Toward a unified theory of Fuchs’ dystrophy
“But we need to have one final common pathway,” said Dr. Colby. Is mitochondrial function it?
“It [the mitochondria] is central to the pathophysiology of Fuchs’ dystrophy. However, it is complex teasing out relevant pathways for therapeutic interventions. This will keep us busy for a while. But I do think that medical therapy is likely in our lifetime, such as mitochondrial stabilizers, gene editing, intervening in downstream effects from repeat expansion, preventing extracellular matrix deposition, and endothelial to mesenchymal transition,” she added.
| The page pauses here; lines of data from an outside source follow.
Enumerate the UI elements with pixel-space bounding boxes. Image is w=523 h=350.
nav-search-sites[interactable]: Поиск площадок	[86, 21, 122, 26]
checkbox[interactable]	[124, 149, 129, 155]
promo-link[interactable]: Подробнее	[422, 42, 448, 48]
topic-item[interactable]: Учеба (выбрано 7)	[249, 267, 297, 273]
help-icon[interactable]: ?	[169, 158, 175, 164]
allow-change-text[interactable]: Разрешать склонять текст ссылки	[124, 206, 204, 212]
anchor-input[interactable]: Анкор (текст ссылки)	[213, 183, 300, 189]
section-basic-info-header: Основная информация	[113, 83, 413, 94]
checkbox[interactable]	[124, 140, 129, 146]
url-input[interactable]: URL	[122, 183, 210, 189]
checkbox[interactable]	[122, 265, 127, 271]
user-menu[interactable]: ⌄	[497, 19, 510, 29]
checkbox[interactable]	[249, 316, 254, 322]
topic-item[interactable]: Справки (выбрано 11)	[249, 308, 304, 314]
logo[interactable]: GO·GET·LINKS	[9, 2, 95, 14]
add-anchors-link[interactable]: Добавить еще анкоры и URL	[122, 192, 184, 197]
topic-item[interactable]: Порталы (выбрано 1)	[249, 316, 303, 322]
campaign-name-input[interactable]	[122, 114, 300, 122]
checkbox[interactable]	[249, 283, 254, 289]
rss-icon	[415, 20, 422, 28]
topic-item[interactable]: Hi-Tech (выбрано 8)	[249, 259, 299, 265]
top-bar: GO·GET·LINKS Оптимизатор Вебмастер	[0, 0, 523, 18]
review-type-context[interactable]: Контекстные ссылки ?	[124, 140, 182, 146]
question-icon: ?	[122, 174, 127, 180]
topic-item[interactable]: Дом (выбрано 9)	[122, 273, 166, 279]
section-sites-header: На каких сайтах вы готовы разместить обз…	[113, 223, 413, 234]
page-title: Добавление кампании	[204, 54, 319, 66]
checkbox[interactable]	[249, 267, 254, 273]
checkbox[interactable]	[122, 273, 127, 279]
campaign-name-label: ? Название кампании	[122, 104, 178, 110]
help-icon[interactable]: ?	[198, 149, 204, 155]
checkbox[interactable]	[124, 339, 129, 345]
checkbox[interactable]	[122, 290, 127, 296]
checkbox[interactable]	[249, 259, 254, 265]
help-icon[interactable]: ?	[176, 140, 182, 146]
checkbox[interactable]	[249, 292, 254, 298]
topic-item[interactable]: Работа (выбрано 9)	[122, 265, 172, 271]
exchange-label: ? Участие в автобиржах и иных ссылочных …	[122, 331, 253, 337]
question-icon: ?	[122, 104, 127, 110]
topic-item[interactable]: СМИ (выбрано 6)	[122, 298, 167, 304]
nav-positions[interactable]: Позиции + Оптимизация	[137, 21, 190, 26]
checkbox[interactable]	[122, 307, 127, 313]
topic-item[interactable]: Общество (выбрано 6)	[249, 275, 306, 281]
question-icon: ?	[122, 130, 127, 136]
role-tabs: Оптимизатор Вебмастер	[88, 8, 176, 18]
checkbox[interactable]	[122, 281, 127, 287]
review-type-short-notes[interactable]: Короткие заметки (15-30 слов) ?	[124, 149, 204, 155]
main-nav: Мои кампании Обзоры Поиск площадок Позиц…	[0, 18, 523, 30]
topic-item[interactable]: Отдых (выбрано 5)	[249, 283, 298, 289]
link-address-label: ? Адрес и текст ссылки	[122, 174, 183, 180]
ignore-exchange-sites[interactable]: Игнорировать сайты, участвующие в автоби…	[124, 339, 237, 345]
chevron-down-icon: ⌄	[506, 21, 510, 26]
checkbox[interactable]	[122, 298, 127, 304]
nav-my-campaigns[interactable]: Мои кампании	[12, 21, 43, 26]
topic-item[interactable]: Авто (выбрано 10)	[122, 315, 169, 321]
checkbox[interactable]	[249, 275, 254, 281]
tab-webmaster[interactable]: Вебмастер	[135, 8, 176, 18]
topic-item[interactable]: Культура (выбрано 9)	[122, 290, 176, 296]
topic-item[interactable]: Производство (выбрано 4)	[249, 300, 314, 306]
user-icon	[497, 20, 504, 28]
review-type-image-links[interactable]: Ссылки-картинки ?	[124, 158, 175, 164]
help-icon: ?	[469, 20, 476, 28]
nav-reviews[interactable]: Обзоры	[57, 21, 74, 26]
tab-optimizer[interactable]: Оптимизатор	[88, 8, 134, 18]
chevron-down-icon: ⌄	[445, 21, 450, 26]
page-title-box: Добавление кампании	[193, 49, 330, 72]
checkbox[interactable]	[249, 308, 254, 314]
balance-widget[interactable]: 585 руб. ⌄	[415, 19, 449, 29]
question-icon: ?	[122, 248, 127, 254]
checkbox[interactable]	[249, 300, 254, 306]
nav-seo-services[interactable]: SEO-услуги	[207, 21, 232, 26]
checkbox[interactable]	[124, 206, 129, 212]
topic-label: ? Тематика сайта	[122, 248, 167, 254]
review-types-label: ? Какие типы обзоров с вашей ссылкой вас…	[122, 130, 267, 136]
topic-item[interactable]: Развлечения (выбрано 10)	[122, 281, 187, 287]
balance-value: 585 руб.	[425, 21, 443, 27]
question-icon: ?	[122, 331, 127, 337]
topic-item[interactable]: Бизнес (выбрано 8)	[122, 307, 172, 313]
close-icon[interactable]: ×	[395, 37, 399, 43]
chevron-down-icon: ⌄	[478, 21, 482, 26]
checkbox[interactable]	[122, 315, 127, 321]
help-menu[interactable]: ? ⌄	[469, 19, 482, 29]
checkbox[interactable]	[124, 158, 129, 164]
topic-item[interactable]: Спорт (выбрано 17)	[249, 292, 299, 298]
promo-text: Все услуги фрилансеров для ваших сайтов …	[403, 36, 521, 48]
“Strategies involving DNA/RNA therapeutics offer an upstream approach to the treatment instead of cadaver transplantation,” added Dr. Mehta.
“Additionally, we will likely gain insights by the study of other neurodegenerative diseases (i.e. Alzheimer’s, Parkinson’s, Huntington’s, myotonic dystrophy, ALS) and we in turn can help our neurology colleagues. They need brain tissues, we only need the affected layer, the corneal endothelium, to study the cellular mechanisms,” explained Dr. Colby.
A 25-year clinical revolution
In the past, the only intervention that surgeons could offer patients with Fuchs’ dystrophy is penetrating keratoplasty (PK). A relatively quick operation, it was associated with multiple problems, from multiple clinic visits to high astigmatism, as well as rejection/failure, suture related issues and others.
The last 20 to 25 years have seen tremendous surgical advances in Fuchs’ dystrophy. There was a gradual transition to a more anatomical replacement, from PK to EK (endothelial keratoplasty): DSEK and DMEK. “Gone are the PK days. Today, we can do a selective replacement of just the deceased layer(s),” said Dr. Colby.
The availability of pre-cut tissue from the bank, according to Dr. Colby has become the tipping point for acceptance of DSEK and DMEK. “While DSEK is still the most commonly performed procedure, DMEK is catching up … more so since eyebanks are now preparing and pre-loading tissue for transplant clinics,” she said.
Implantation of cultured endothelial cells: The future?
It would be amiss, said Dr. Colby, if the work of Prof. Shigeru Kinoshita and colleagues was not mentioned in this section. The group, from the Department of Frontier Medical Science and Technology for Ophthalmology, Kyoto Prefectural University of Medicine in Kyoto, Japan, has developed a novel cell injection therapy using cultured human corneal endothelial cells (hCECs) for endothelial failure conditions which have successfully restored corneal clarity in patients.
The investigators’ five-year findings on the follow-up of those first 11 patients has recently been published in the journal Ophthalmology.*
“This is groundbreaking work and it holds real promise for the care of patients with endothelial dysfunction, not just Fuchs’ dystrophy patients,” said Dr. Colby.
*Numa K, Ima K, Ueno M, et al. Five-Year Follow-up of First 11 Patients Undergoing Injection of Cultured Corneal Endothelial Cells for Corneal Endothelial Failure. Ophthalmology. 2021;128(4):504-514.
Editor’s Note: The Asia Cornea Society (ACS) 2020 Biennial Scientific Meeting was held online from April 28-29, 2021. Reporting for this story took place during the event.